Com 81 anos e quase cega, a carioca conhecida apenas por Dona Célia
também poderia estar rica se cobrasse um real de cada pessoa
que faz fila para participar das sessões trimestrais nas quais
transmite as mensagens que recebe de pessoas mortas. Ela não
cobra nada. Dona Célia reúne ciência e espiritualismo:
é uma sensitiva que fundamenta o fenômeno de sua comunicação
com pessoas “desencarnadas” através da física
e da mecânica quânticas. Ao ser perguntada como seria isso,
respondeu com novas perguntas: “Desejo ocupa lugar? Tempo ocupa
lugar?” Diante da resposta negativa para as duas questões,
afirmou que “desejo e tempo são campos quânticos”

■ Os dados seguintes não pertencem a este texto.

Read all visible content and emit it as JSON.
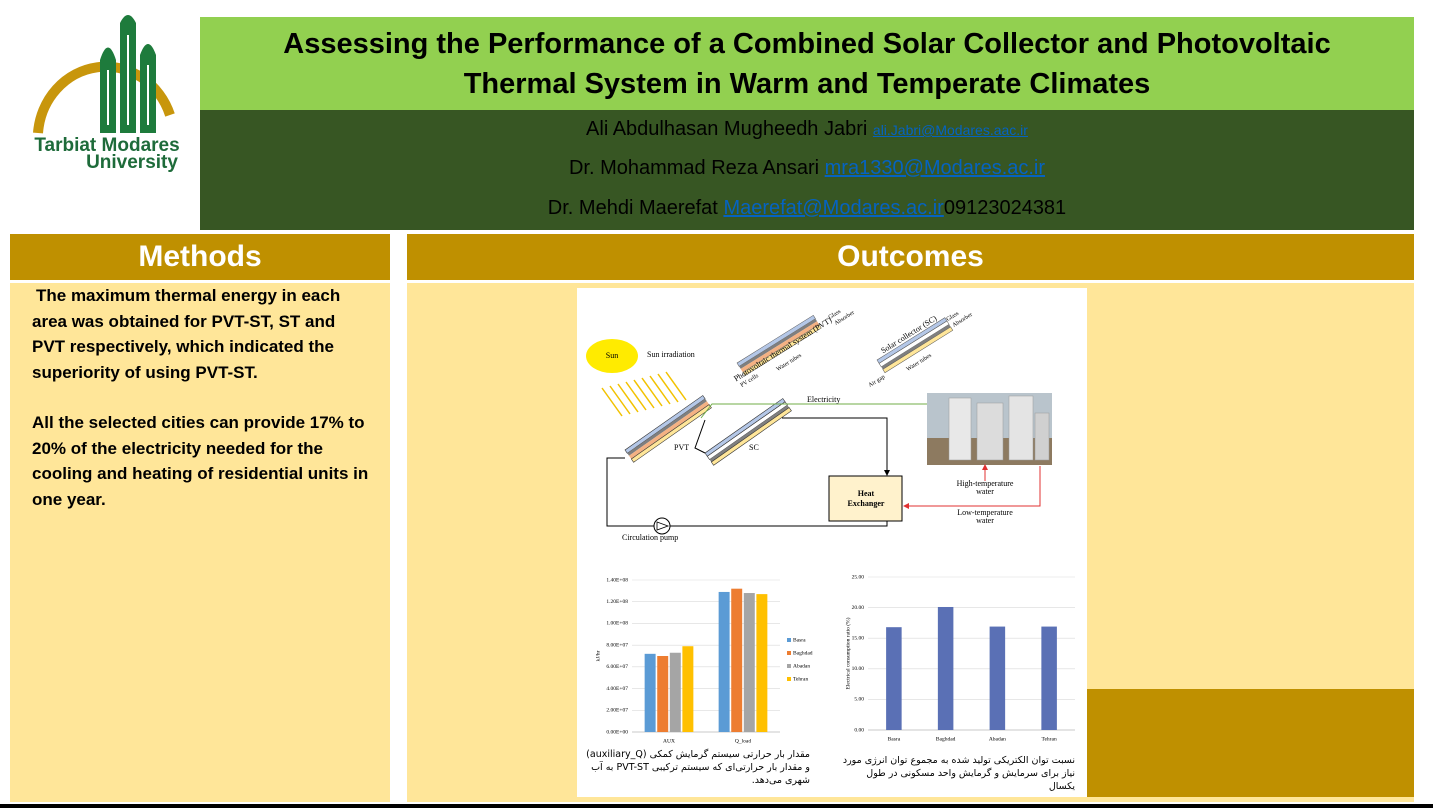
{
  "logo": {
    "line1": "Tarbiat Modares",
    "line2": "University"
  },
  "header": {
    "title": "Assessing the Performance of a Combined Solar Collector and Photovoltaic Thermal System in Warm and Temperate Climates",
    "authors": [
      {
        "name": "Ali Abdulhasan Mugheedh Jabri",
        "email": "ali.Jabri@Modares.aac.ir"
      },
      {
        "name": "Dr. Mohammad Reza Ansari",
        "email": "mra1330@Modares.ac.ir"
      },
      {
        "name": "Dr. Mehdi Maerefat",
        "email": "Maerefat@Modares.ac.ir",
        "phone": "09123024381"
      }
    ]
  },
  "methods": {
    "heading": "Methods",
    "paragraphs": [
      "The maximum thermal energy in each area was obtained for PVT-ST, ST and PVT respectively, which indicated the superiority of using PVT-ST.",
      "All the selected cities can provide 17% to 20% of the electricity needed for the cooling and heating of residential units in one year."
    ]
  },
  "outcomes": {
    "heading": "Outcomes",
    "diagram_labels": [
      "Sun",
      "Sun irradiation",
      "Photovoltaic thermal system (PVT)",
      "Glass",
      "Absorber",
      "PV cells",
      "Water tubes",
      "Solar collector (SC)",
      "Glass",
      "Absorber",
      "Air gap",
      "Water tubes",
      "Electricity",
      "PVT",
      "SC",
      "Heat",
      "Exchanger",
      "High-temperature",
      "water",
      "Low-temperature",
      "water",
      "Circulation pump"
    ],
    "captions": [
      "مقدار بار حرارتی سیستم گرمایش کمکی (auxiliary_Q) و مقدار بار حرارتی‌ای که سیستم ترکیبی PVT-ST به آب شهری می‌دهد.",
      "نسبت توان الکتریکی تولید شده به مجموع توان انرژی مورد نیاز برای سرمایش و گرمایش واحد مسکونی در طول یکسال"
    ]
  },
  "chart_data": [
    {
      "type": "bar",
      "y_label": "kJ/hr",
      "categories": [
        "AUX",
        "Q_load"
      ],
      "series": [
        {
          "name": "Basra",
          "color": "#5b9bd5",
          "values": [
            72000000,
            129000000
          ]
        },
        {
          "name": "Baghdad",
          "color": "#ed7d31",
          "values": [
            70000000,
            132000000
          ]
        },
        {
          "name": "Abadan",
          "color": "#a5a5a5",
          "values": [
            73000000,
            128000000
          ]
        },
        {
          "name": "Tehran",
          "color": "#ffc000",
          "values": [
            79000000,
            127000000
          ]
        }
      ],
      "ylim": [
        0,
        140000000
      ],
      "yticks": [
        {
          "value": 0,
          "label": "0.00E+00"
        },
        {
          "value": 20000000,
          "label": "2.00E+07"
        },
        {
          "value": 40000000,
          "label": "4.00E+07"
        },
        {
          "value": 60000000,
          "label": "6.00E+07"
        },
        {
          "value": 80000000,
          "label": "8.00E+07"
        },
        {
          "value": 100000000,
          "label": "1.00E+08"
        },
        {
          "value": 120000000,
          "label": "1.20E+08"
        },
        {
          "value": 140000000,
          "label": "1.40E+08"
        }
      ],
      "grid": true,
      "legend": "right"
    },
    {
      "type": "bar",
      "y_label": "Electrical consumption ratio (%)",
      "categories": [
        "Basra",
        "Baghdad",
        "Abadan",
        "Tehran"
      ],
      "values": [
        16.8,
        20.1,
        16.9,
        16.9
      ],
      "color": "#5a70b5",
      "ylim": [
        0,
        25
      ],
      "yticks": [
        {
          "value": 0,
          "label": "0.00"
        },
        {
          "value": 5,
          "label": "5.00"
        },
        {
          "value": 10,
          "label": "10.00"
        },
        {
          "value": 15,
          "label": "15.00"
        },
        {
          "value": 20,
          "label": "20.00"
        },
        {
          "value": 25,
          "label": "25.00"
        }
      ],
      "grid": true
    }
  ]
}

que os médiuns conseguem captar. Ela recebe pedaços de
papel com nomes de pessoas. Leva-os para a casa e, à noite, vai
para um quartinho escuro. À medida que toca os papéis,
se conecta com o espírito que quer mandar uma mensagem. É
apontada com uma possível sucessora de Chico Xavier. Assim como
o médium Celso de Almeida Afonso, 66 anos, que atua em Uberaba,
mesma cidade mineira onde nasceu Xavier. Ao psicografar recados do “além”,
Afonso diz sentir cansaço físico. “Receber seis
cartas de filhos mortos é como parir seis filhos.” Ele
diz ter psicografado cerca de 15 mil cartas, 90% delas de filhos para
pais. “O espírito escreve com alegria, emoção.
Serve para apaziguar o coração da mãe, do pai”,
diz ele. E assim os mortos confortam os vivos.